C’est un film très important, et il est important que beaucoup de gens, juifs ou non, le voient, car il nous dit bien des choses sur la société française. On voit que c’est à cause d’un antisémitisme nourri par des fantasmes et des préjugés (les juifs sont riches, contrôlent tout...) que la bande de Fofana a agi. Et ces fantasmes ont des conséquences, car il y a eu mort d’homme.
Vous dites aussi qu’il nous éclaire sur la jeunesse...
La bande de Fofana était composée de « Blacks, Blancs, Beurs », des garçons et des filles, à l’image de la jeunesse des banlieues d’aujourd’hui.

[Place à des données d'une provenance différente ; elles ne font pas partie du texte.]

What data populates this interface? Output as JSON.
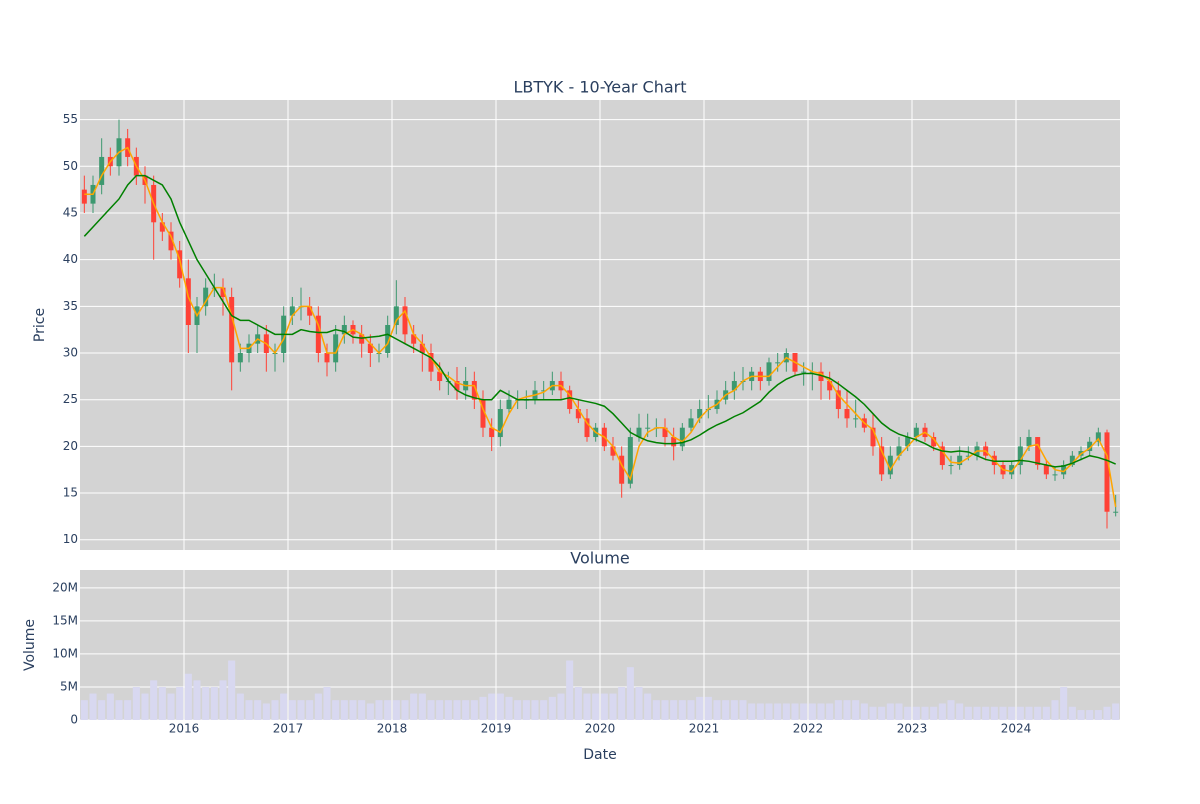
{
  "chart_data": [
    {
      "type": "candlestick",
      "title": "LBTYK - 10-Year Chart",
      "y_label": "Price",
      "x": [
        "2015-01",
        "2015-02",
        "2015-03",
        "2015-04",
        "2015-05",
        "2015-06",
        "2015-07",
        "2015-08",
        "2015-09",
        "2015-10",
        "2015-11",
        "2015-12",
        "2016-01",
        "2016-02",
        "2016-03",
        "2016-04",
        "2016-05",
        "2016-06",
        "2016-07",
        "2016-08",
        "2016-09",
        "2016-10",
        "2016-11",
        "2016-12",
        "2017-01",
        "2017-02",
        "2017-03",
        "2017-04",
        "2017-05",
        "2017-06",
        "2017-07",
        "2017-08",
        "2017-09",
        "2017-10",
        "2017-11",
        "2017-12",
        "2018-01",
        "2018-02",
        "2018-03",
        "2018-04",
        "2018-05",
        "2018-06",
        "2018-07",
        "2018-08",
        "2018-09",
        "2018-10",
        "2018-11",
        "2018-12",
        "2019-01",
        "2019-02",
        "2019-03",
        "2019-04",
        "2019-05",
        "2019-06",
        "2019-07",
        "2019-08",
        "2019-09",
        "2019-10",
        "2019-11",
        "2019-12",
        "2020-01",
        "2020-02",
        "2020-03",
        "2020-04",
        "2020-05",
        "2020-06",
        "2020-07",
        "2020-08",
        "2020-09",
        "2020-10",
        "2020-11",
        "2020-12",
        "2021-01",
        "2021-02",
        "2021-03",
        "2021-04",
        "2021-05",
        "2021-06",
        "2021-07",
        "2021-08",
        "2021-09",
        "2021-10",
        "2021-11",
        "2021-12",
        "2022-01",
        "2022-02",
        "2022-03",
        "2022-04",
        "2022-05",
        "2022-06",
        "2022-07",
        "2022-08",
        "2022-09",
        "2022-10",
        "2022-11",
        "2022-12",
        "2023-01",
        "2023-02",
        "2023-03",
        "2023-04",
        "2023-05",
        "2023-06",
        "2023-07",
        "2023-08",
        "2023-09",
        "2023-10",
        "2023-11",
        "2023-12",
        "2024-01",
        "2024-02",
        "2024-03",
        "2024-04",
        "2024-05",
        "2024-06",
        "2024-07",
        "2024-08",
        "2024-09",
        "2024-10",
        "2024-11",
        "2024-12"
      ],
      "open": [
        47.5,
        46,
        48,
        51,
        50,
        53,
        51,
        49,
        48,
        44,
        43,
        41,
        38,
        33,
        35,
        37,
        37,
        36,
        29,
        30,
        31,
        32,
        30,
        30,
        34,
        35,
        35,
        34,
        30,
        29,
        32,
        33,
        32,
        31,
        30,
        30,
        33,
        35,
        32,
        31,
        30,
        28,
        27,
        27,
        26,
        27,
        25,
        22,
        21,
        24,
        25,
        25,
        25,
        26,
        26,
        27,
        26,
        24,
        23,
        21,
        22,
        20,
        19,
        16,
        21,
        22,
        22,
        22,
        21,
        20,
        22,
        23,
        24,
        24,
        25,
        26,
        27,
        27,
        28,
        27,
        29,
        29,
        30,
        28,
        28,
        28,
        27,
        26,
        24,
        23,
        23,
        22,
        20,
        17,
        19,
        20,
        21,
        22,
        21,
        20,
        18,
        18,
        19,
        19,
        20,
        19,
        18,
        17,
        18,
        20,
        21,
        18,
        17,
        17,
        18,
        19,
        19.5,
        20.5,
        21.5,
        13
      ],
      "high": [
        49,
        49,
        53,
        52,
        55,
        54,
        52,
        50,
        49,
        45,
        44,
        42,
        40,
        36,
        38,
        38.5,
        38,
        37,
        31,
        32,
        33,
        33,
        31,
        35,
        36,
        37,
        36,
        35,
        31,
        33,
        34,
        33.5,
        33,
        32,
        31,
        34,
        37.8,
        36,
        33,
        32,
        31,
        29,
        28,
        28.5,
        28.5,
        28,
        26,
        23,
        25,
        26,
        26,
        26,
        27,
        27,
        28,
        28,
        26.5,
        25,
        24,
        22.5,
        22.5,
        21,
        20,
        22,
        23.5,
        23.5,
        23,
        23,
        22,
        22.5,
        24,
        25,
        25.5,
        26,
        27,
        28,
        28.5,
        28.5,
        28.5,
        29.5,
        30,
        30.5,
        30,
        29,
        29,
        29,
        28,
        27,
        26,
        25,
        23.5,
        23.5,
        21,
        20,
        21,
        21.5,
        22.5,
        22.5,
        21.5,
        20.5,
        19,
        20,
        20,
        20.5,
        20.5,
        19.5,
        18.5,
        18.5,
        21,
        21.8,
        21,
        18.5,
        17.8,
        18.5,
        19.5,
        20,
        21,
        22,
        21.8,
        14.8
      ],
      "low": [
        45,
        45,
        47,
        49,
        49,
        50,
        48,
        46,
        40,
        42,
        40,
        37,
        30,
        30,
        34,
        36,
        34,
        26,
        28,
        29,
        30,
        28,
        28,
        29,
        33,
        33.5,
        33,
        29,
        27.5,
        28,
        31,
        31,
        29.5,
        28.5,
        29,
        29.5,
        32,
        31,
        30,
        28,
        27,
        26,
        25.5,
        25,
        25,
        24,
        21,
        19.5,
        20,
        23.5,
        24,
        24,
        24.5,
        25,
        25.5,
        25,
        23.5,
        22.5,
        20.5,
        20.5,
        19.5,
        18.5,
        14.5,
        15.5,
        20.5,
        21,
        21,
        20,
        18.5,
        19.5,
        21.5,
        22.5,
        23,
        23.5,
        24.5,
        25,
        26,
        26,
        26,
        26.5,
        28,
        28,
        27.5,
        26.5,
        26,
        25,
        25,
        23,
        22,
        22,
        21.5,
        19,
        16.3,
        16.5,
        18.5,
        19.5,
        20.5,
        20.5,
        19.5,
        17.5,
        17,
        17.5,
        18.5,
        18.5,
        18.5,
        17,
        16.5,
        16.5,
        17,
        19.5,
        17.5,
        16.5,
        16.3,
        16.5,
        17.8,
        18.5,
        19,
        20,
        11.2,
        12.5
      ],
      "close": [
        46,
        48,
        51,
        50,
        53,
        51,
        49,
        48,
        44,
        43,
        41,
        38,
        33,
        35,
        37,
        37,
        36,
        29,
        30,
        31,
        32,
        30,
        30,
        34,
        35,
        35,
        34,
        30,
        29,
        32,
        33,
        32,
        31,
        30,
        30,
        33,
        35,
        32,
        31,
        30,
        28,
        27,
        27,
        26,
        27,
        25,
        22,
        21,
        24,
        25,
        25,
        25,
        26,
        26,
        27,
        26,
        24,
        23,
        21,
        22,
        20,
        19,
        16,
        21,
        22,
        22,
        22,
        21,
        20,
        22,
        23,
        24,
        24,
        25,
        26,
        27,
        27,
        28,
        27,
        29,
        29,
        30,
        28,
        28,
        28,
        27,
        26,
        24,
        23,
        23,
        22,
        20,
        17,
        19,
        20,
        21,
        22,
        21,
        20,
        18,
        18,
        19,
        19,
        20,
        19,
        18,
        17,
        18,
        20,
        21,
        18,
        17,
        17,
        18,
        19,
        19.5,
        20.5,
        21.5,
        13,
        13
      ],
      "up_color": "#3d9970",
      "down_color": "#ff4136",
      "series": [
        {
          "color": "#ffa500",
          "values": [
            47,
            47,
            49,
            50.5,
            51.5,
            52,
            50,
            48.5,
            46,
            44,
            42.5,
            40,
            36,
            34,
            35.5,
            37,
            37,
            34,
            30.5,
            30.5,
            31.5,
            31,
            30,
            31.5,
            34,
            35,
            35,
            33,
            30,
            30,
            32,
            32.5,
            32,
            31,
            30,
            31,
            33.5,
            34.5,
            32,
            31,
            29.5,
            28,
            27.5,
            26.8,
            26.5,
            26.5,
            24,
            22,
            21.5,
            23.5,
            25,
            25.3,
            25.5,
            25.8,
            26.5,
            26.5,
            25.5,
            24,
            22.5,
            21.5,
            21,
            20,
            18,
            16.5,
            20,
            21.5,
            22,
            22,
            21,
            20.5,
            21.5,
            23,
            24,
            24.5,
            25.5,
            26,
            27,
            27.5,
            27.5,
            27.5,
            28.5,
            29.5,
            29,
            28.5,
            28,
            27.8,
            27,
            25.5,
            24.5,
            23.5,
            22.5,
            21.8,
            19.5,
            17.5,
            19,
            20,
            21,
            21.5,
            20.8,
            19.5,
            18.3,
            18.2,
            18.8,
            19.5,
            19.5,
            18.5,
            17.5,
            17.3,
            18.5,
            20,
            20.2,
            18.5,
            17.5,
            17.3,
            18.2,
            19.2,
            19.8,
            20.8,
            19,
            13.5
          ]
        },
        {
          "color": "#008000",
          "values": [
            42.5,
            43.5,
            44.5,
            45.5,
            46.5,
            48,
            49,
            49,
            48.5,
            48,
            46.5,
            44,
            42,
            40,
            38.5,
            37,
            35.5,
            34,
            33.5,
            33.5,
            33,
            32.5,
            32,
            32,
            32,
            32.5,
            32.3,
            32.2,
            32.2,
            32.5,
            32.3,
            31.7,
            31.6,
            31.7,
            31.8,
            32,
            31.5,
            31,
            30.5,
            30,
            29.5,
            28.5,
            27,
            26,
            25.5,
            25.2,
            25,
            25,
            26,
            25.5,
            25,
            25,
            25,
            25,
            25,
            25,
            25.2,
            25,
            24.8,
            24.6,
            24.3,
            23.5,
            22.5,
            21.5,
            21,
            20.6,
            20.4,
            20.3,
            20.3,
            20.4,
            20.7,
            21.2,
            21.8,
            22.3,
            22.7,
            23.2,
            23.6,
            24.2,
            24.8,
            25.8,
            26.6,
            27.2,
            27.6,
            27.8,
            27.8,
            27.6,
            27.3,
            26.7,
            26,
            25.3,
            24.5,
            23.5,
            22.5,
            21.8,
            21.3,
            21,
            20.7,
            20.3,
            19.8,
            19.5,
            19.4,
            19.5,
            19.4,
            19,
            18.6,
            18.4,
            18.4,
            18.4,
            18.5,
            18.4,
            18.2,
            18,
            17.8,
            17.9,
            18.2,
            18.6,
            19,
            18.8,
            18.5,
            18.1
          ]
        }
      ],
      "xlim": [
        2015,
        2025
      ],
      "xticks": [
        2016,
        2017,
        2018,
        2019,
        2020,
        2021,
        2022,
        2023,
        2024
      ],
      "ylim": [
        8.9,
        57.1
      ],
      "yticks": [
        10,
        15,
        20,
        25,
        30,
        35,
        40,
        45,
        50,
        55
      ],
      "grid": true
    },
    {
      "type": "bar",
      "title": "Volume",
      "y_label": "Volume",
      "x_label": "Date",
      "color": "#d8d8f0",
      "x": [
        "2015-01",
        "2015-02",
        "2015-03",
        "2015-04",
        "2015-05",
        "2015-06",
        "2015-07",
        "2015-08",
        "2015-09",
        "2015-10",
        "2015-11",
        "2015-12",
        "2016-01",
        "2016-02",
        "2016-03",
        "2016-04",
        "2016-05",
        "2016-06",
        "2016-07",
        "2016-08",
        "2016-09",
        "2016-10",
        "2016-11",
        "2016-12",
        "2017-01",
        "2017-02",
        "2017-03",
        "2017-04",
        "2017-05",
        "2017-06",
        "2017-07",
        "2017-08",
        "2017-09",
        "2017-10",
        "2017-11",
        "2017-12",
        "2018-01",
        "2018-02",
        "2018-03",
        "2018-04",
        "2018-05",
        "2018-06",
        "2018-07",
        "2018-08",
        "2018-09",
        "2018-10",
        "2018-11",
        "2018-12",
        "2019-01",
        "2019-02",
        "2019-03",
        "2019-04",
        "2019-05",
        "2019-06",
        "2019-07",
        "2019-08",
        "2019-09",
        "2019-10",
        "2019-11",
        "2019-12",
        "2020-01",
        "2020-02",
        "2020-03",
        "2020-04",
        "2020-05",
        "2020-06",
        "2020-07",
        "2020-08",
        "2020-09",
        "2020-10",
        "2020-11",
        "2020-12",
        "2021-01",
        "2021-02",
        "2021-03",
        "2021-04",
        "2021-05",
        "2021-06",
        "2021-07",
        "2021-08",
        "2021-09",
        "2021-10",
        "2021-11",
        "2021-12",
        "2022-01",
        "2022-02",
        "2022-03",
        "2022-04",
        "2022-05",
        "2022-06",
        "2022-07",
        "2022-08",
        "2022-09",
        "2022-10",
        "2022-11",
        "2022-12",
        "2023-01",
        "2023-02",
        "2023-03",
        "2023-04",
        "2023-05",
        "2023-06",
        "2023-07",
        "2023-08",
        "2023-09",
        "2023-10",
        "2023-11",
        "2023-12",
        "2024-01",
        "2024-02",
        "2024-03",
        "2024-04",
        "2024-05",
        "2024-06",
        "2024-07",
        "2024-08",
        "2024-09",
        "2024-10",
        "2024-11",
        "2024-12"
      ],
      "values": [
        3,
        4,
        3,
        4,
        3,
        3,
        5,
        4,
        6,
        5,
        4,
        5,
        7,
        6,
        5,
        5,
        6,
        9,
        4,
        3,
        3,
        2.5,
        3,
        4,
        3,
        3,
        3,
        4,
        5,
        3,
        3,
        3,
        3,
        2.5,
        3,
        3,
        3,
        3,
        4,
        4,
        3,
        3,
        3,
        3,
        3,
        3,
        3.5,
        4,
        4,
        3.5,
        3,
        3,
        3,
        3,
        3.5,
        4,
        9,
        5,
        4,
        4,
        4,
        4,
        5,
        8,
        5,
        4,
        3,
        3,
        3,
        3,
        3,
        3.5,
        3.5,
        3,
        3,
        3,
        3,
        2.5,
        2.5,
        2.5,
        2.5,
        2.5,
        2.5,
        2.5,
        2.5,
        2.5,
        2.5,
        3,
        3,
        3,
        2.5,
        2,
        2,
        2.5,
        2.5,
        2,
        2,
        2,
        2,
        2.5,
        3,
        2.5,
        2,
        2,
        2,
        2,
        2,
        2,
        2,
        2,
        2,
        2,
        3,
        5,
        2,
        1.5,
        1.5,
        1.5,
        2,
        2.5
      ],
      "xlim": [
        2015,
        2025
      ],
      "xticks": [
        2016,
        2017,
        2018,
        2019,
        2020,
        2021,
        2022,
        2023,
        2024
      ],
      "ylim": [
        0,
        22.7
      ],
      "yticks": [
        0,
        {
          "value": 5,
          "label": "5M"
        },
        {
          "value": 10,
          "label": "10M"
        },
        {
          "value": 15,
          "label": "15M"
        },
        {
          "value": 20,
          "label": "20M"
        }
      ],
      "grid": true
    }
  ]
}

Et ce qui m’a frappé, c’est que parmi eux, alors qu’ils savaient qu’Ilan était menotté, brûlé, torturé, traité comme un animal, pas un seul n’a pensé qu’il fallait appeler la police, même anonymement. Cette absence de sens moral est terrible. Ce n’est pas un fait divers, mais le miroir de notre société.
La douleur est-elle encore vive aujourd’hui pour les juifs de France ?
Ce n’est pas un acte isolé. En 2012, avec Merah, on a vu qu’un jeune français pouvait aller à la sortie d’une école pour tirer à bout partant sur une fillette. C’est une trace d’inhumanité qui semble se poursuivre. Le nombre d’actes antisémites a baissé en 2013 après la flambée de 2012, mais sur Internet, on assiste à une libération de la haine, de la parole raciste et antisémite.
La communauté juive craint-elle aujourd’hui qu’un tel drame se reproduise ?
Oui car on nous dit qu’il y a aujourd’hui 500 citoyens français partis faire le jihad en Syrie. Mais lorsqu’ils reviendront, on peut craindre le pire. Le danger sera non seulement pour les juifs, mais pour la France aussi.
À travers 24 Jours, pensez-vous que le cinéma a un rôle à jouer pour apaiser ce climat ?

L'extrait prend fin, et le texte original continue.